Another key issue is the tacrolimus dosage adjustment at the end of the PI treatment. After the cessation of ritonavir treatment, drug transport and CYP3A4/5 inhibition decrease progressively, as shown in a simulation study, with a 50% recovery capacity of metabolism after 24 h, and 75% after 48 h [7]. For this reason, tacrolimus should be reintroduced at the end of day 6 of nirmatrelvir/ritonavir at 50% of the initial dosage and 75% of the initial dosage on day 7. For a patient originally treated with tacrolimus 6 mg BID with the immediate-release formulation, this would mean 6 mg once daily on day 6 and 4.5 mg BID on day 7. Finally, the full initial dose could be restarted on day 8. Figure 1 shows a simulation of the example patient initially receiving tacrolimus 6 mg BID, performed using the software MWPHARM++ (version Mediware, Maastricht, The Netherlands).

Fig. 1

Simulation of tacrolimus whole blood concentrations in a typical patient (aged 54 years, 175 cm, 75 kg) treated with tacrolimus immediate-release 6 mg twice daily (BID) and receiving ritonavir 100 mg/day from day 1 (D-1) to day 5 (D-5). Tacrolimus dosage is adjusted to one dose of 1.5 mg on D-1 and then 6 mg once daily (OD) on day 6, 4.5 mg BID on day 7 and 6 mg BID thereafter. Areas under the curve for tacrolimus concentrations calculated over 5 days (AUC0–120) before and after drug interactions were close and so were 24-h areas under the curve of tacrolimus concentrations (AUC0–24) before drug interactions and on day 6

Some patients may require less strict immunosuppression maintenance, and a more convenient option for treatment adaptation is proposed. In the light of the volume of distribution and clearance modifications, cessation of tacrolimus 12 h before the initiation of nirmatrelvir/ritonavir is a simple strategy to avoid overexposure. For example, if the last tacrolimus intake is in the morning, nirmatrelvir/ritonavir can be started in the evening and vice versa. Further, the decrease in tacrolimus exposure with this strategy may also be an intentional goal during the infection period. In simulations, a 24% decrease in the usual AUC is observed (data not shown).

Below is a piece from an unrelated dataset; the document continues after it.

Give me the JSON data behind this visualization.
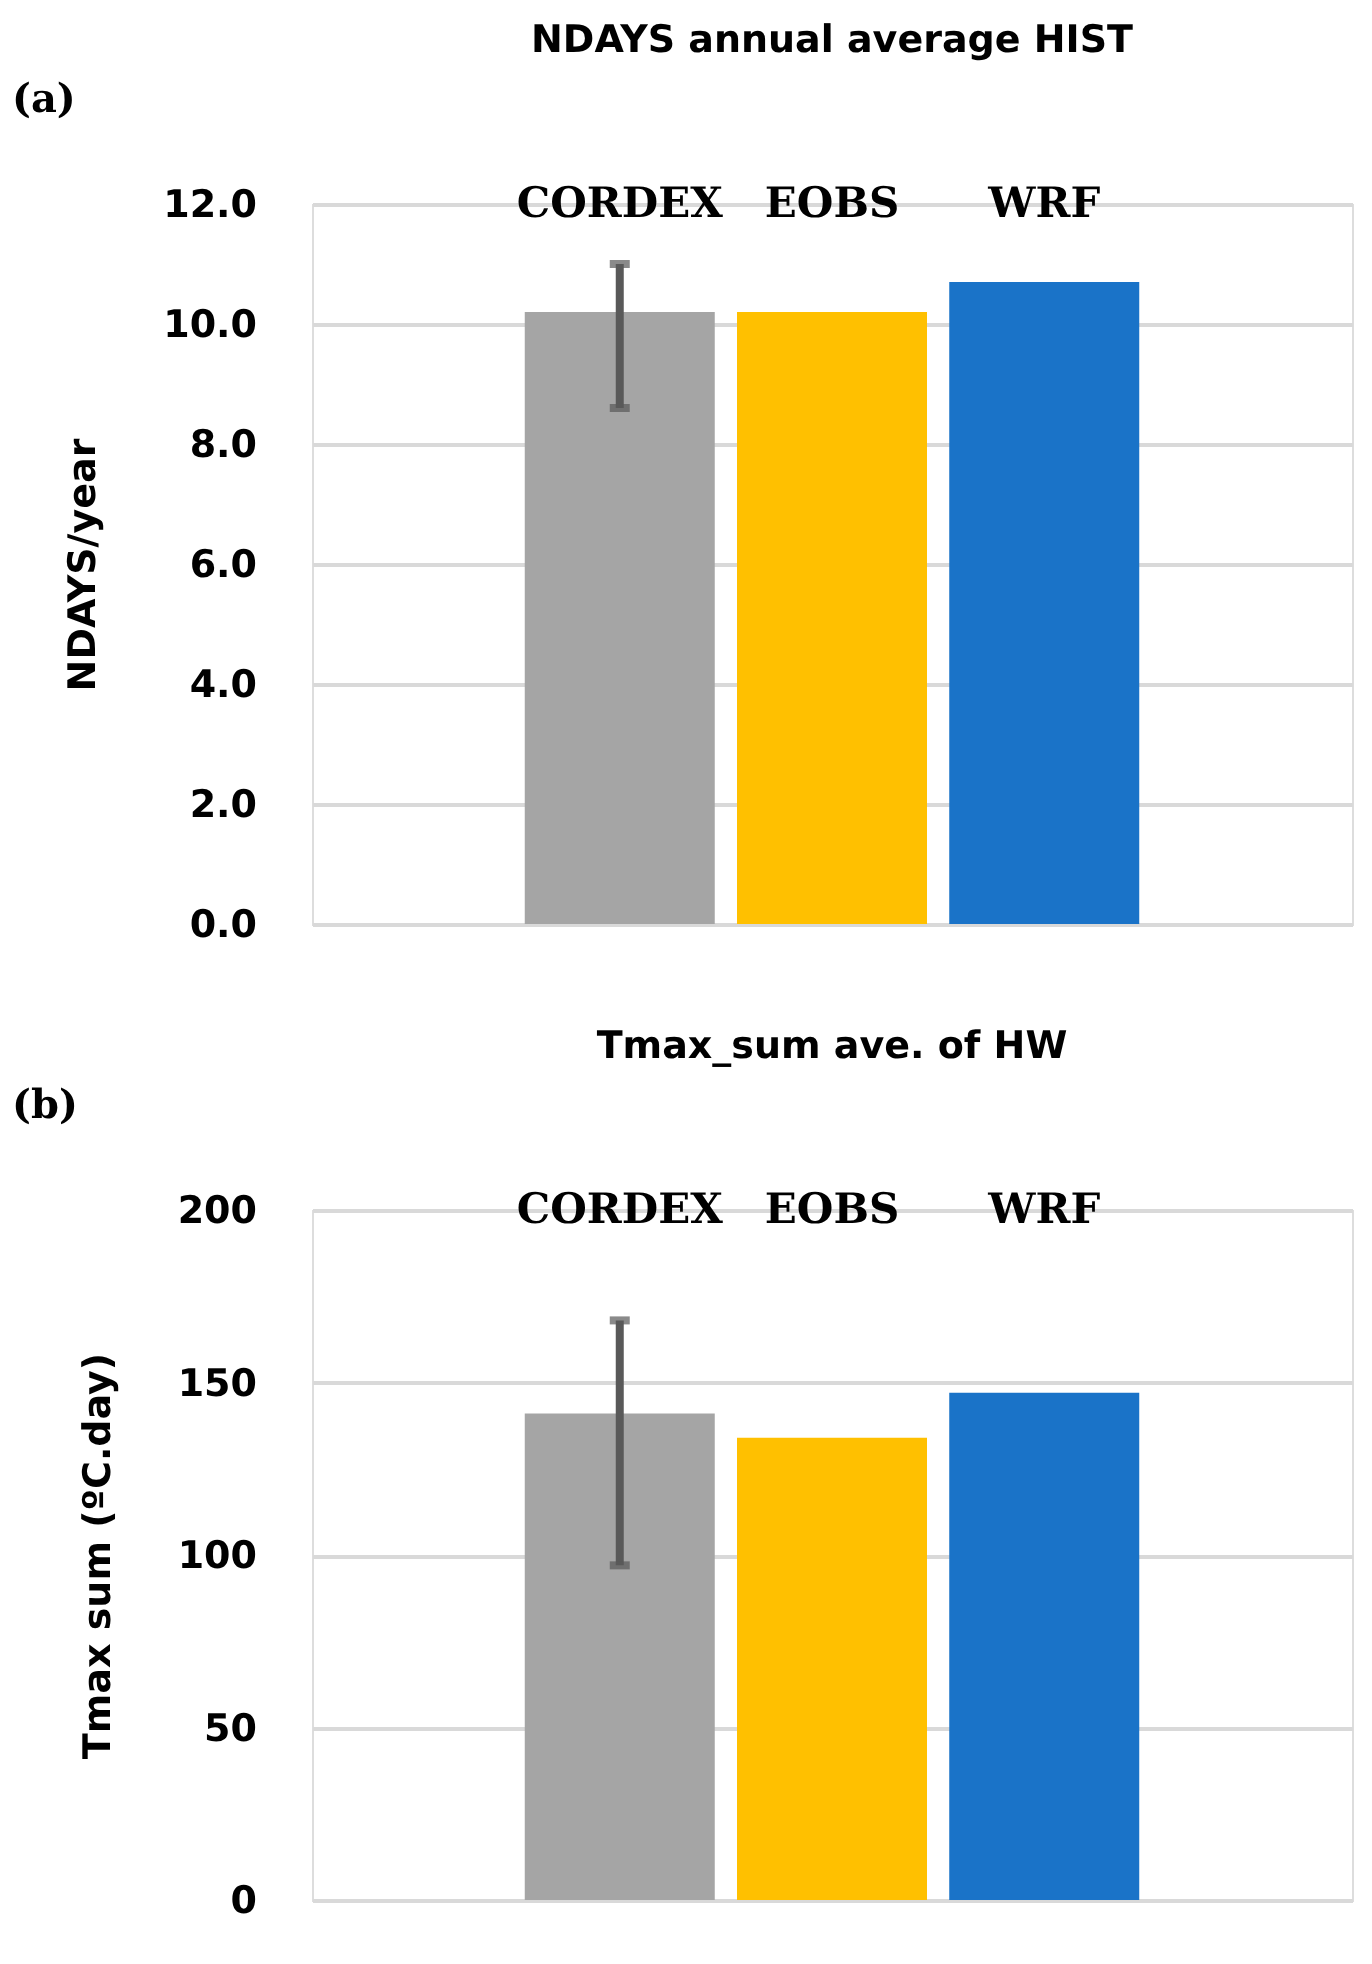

Therapeutic drug monitoring should be proposed to patients as an additional tool during the concomitant use of ritonavir and tacrolimus. Some authors propose measuring the tacrolimus trough concentration on day 6 to decide whether immunosuppressive treatment can be restarted [8]. Another option is to propose two-point sampling to calculate the tacrolimus elimination slope, for example, on day 2 and day 3 of nirmatrelvir/ritonavir treatment. This allows a precise calculation of the moment when the tacrolimus concentration will drop below a predefined threshold, suggesting when to reintroduce tacrolimus and the dose to use [9]. We applied this strategy to a patient and determined a level of 3.7 ng/mL on day 2 and 3.5 ng/mL on day 3 of the antiviral treatment, and thus determined a half-life of 299 h, enabling us to predict a concentration of 2.9 ng/mL at the end of nirmatrelvir/ritonavir treatment. The suggested dosage adjustment strategies are based on pharmacokinetic mean population values and therapeutic drug monitoring will allow refinement to a truly individualized approach. Similar strategies can be applied to other immunosuppressive drugs such as cyclosporine and mammalian target of rapamycin inhibitors.